Fuente: paperblog.com.
Recuerdo que durante mis primeros años como lector yo no empezaba
a leer un libro sin la promesa de llegar hasta el final; es decir, de leerlo
hasta la última página. Era una especie de ética autoimpuesta que me permitía
mantener, aunque fuese sólo ante mí mismo, mi dignidad como lector.
¿Qué me obligaba a llegar hasta el final de cada libro que decidía
empezar a leer?, me pregunto ahora, y puede que esa haya sido la pregunta
implícita en aquel primer momento de mi particular historia como lector en el
que decidí que no tenía que seguir leyendo el libro que sostenía entre mis
manos, un libro que ahora, quince años después, considero de lo mejor que he
leído en toda mi vida.
El libro en cuestión es, probablemente, el más famoso del mundo,
después de la Biblia: Don Quijote de La
Mancha, y yo abandoné su lectura ahí por la página 50 un día de 1998. Se
trataba de una vieja edición de bolsillo, de letra microscópica y márgenes
apretados, que saqué de la biblioteca de la UNAH-VS.
Pensé en ese momento (y sigo pensándolo ahora) que el abandono de
esa lectura se debió a que no soporto leer buenos libros (ya no digamos los
malos) en malas ediciones. Tantas expectativas me había creado acerca de esa
novela que no me parecía justo tener que luchar contra esa letra mínima y esos
márgenes estrechos cuando de lo que se trataba únicamente era de dejarse llevar
por la historia contenida en el libro sin distracciones de ningún tipo.
Retomaría la lectura de esa novela, en una edición con
innumerables notas a pie de página de Martín de Riquer, mucho más legible que
la anterior, cuatro años después, el 2002. Devoré la primera parte durante el
feriado de Semana Santa y dejé la segunda para las vacaciones de Navidad y Año
Nuevo. Pude al fin comprobar que el Quijote sí era ese grandioso libro del que
todos, aún sin haberlo leído, hablaban.
Otro libro abandonado tras un par de intentos fue el Ulises, de James Joyce. Antes de leerlo
completo, por fin, en 2006, quise hacerlo dos veces, en 1998 y 1999, cuando
tenía 18 y 19 años. En las tres ocasiones me perdí constantemente entre las
vicisitudes y los diálogos de los personajes; la diferencia es que en la última
de ellas, adquirida cierta madurez como lector, sí estuve dispuesto a llegar
hasta el final: ese asombroso monólogo de Molly Bloom que prescinde impunemente
de signos de puntuación.
Existen diversas razones para que uno decida dejar un libro sin
haber terminado de leerlo pero estoy seguro de que la mayoría de las veces
tienen que ver con la ausencia de esa conexión emocional que se supone uno
debería establecer con el libro desde el primer momento.

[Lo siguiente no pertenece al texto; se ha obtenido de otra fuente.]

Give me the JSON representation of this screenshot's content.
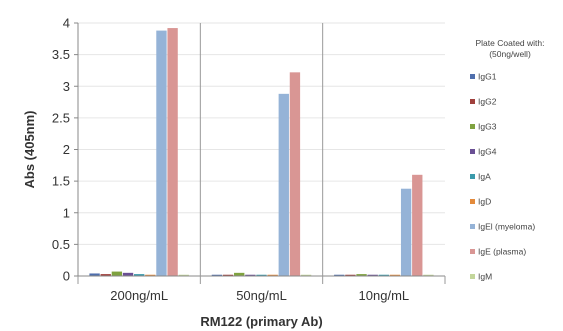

Con el tiempo aprendí a despojarme de aquella ética absurda que me
impedía aplazar una lectura, o abandonarla por completo, si no me satisfacía
plenamente. Aprendí también que cada libro tiene su momento en la vida de los
lectores y que si lo abandonamos a los 18 años no significa necesariamente que
lo hemos abandonado para siempre; otro momento vendrá y quizá entonces nuestras
respectivas frecuencias sí se encuentren. Mientras tanto, hay que leer sólo si
hay placer en la lectura y hay que dejar un libro a un lado sin remordimientos
cuando haya que dejarlo.
2 comentarios:
"...yo no empezaba a leer un libro sin la promesa de llegar hasta el final; es decir, de leerlo hasta la última página"
Qué brillante línea, fabulosa!
Una oda a arte de esconder la redundancia, de suponer de quien lee es pendejo. Compa, ya casi tiene 35, no joda, paisa.
Lo mismo que a ti me ha pasado a mí con Moby Dick. Le daré una tercera oportunidad.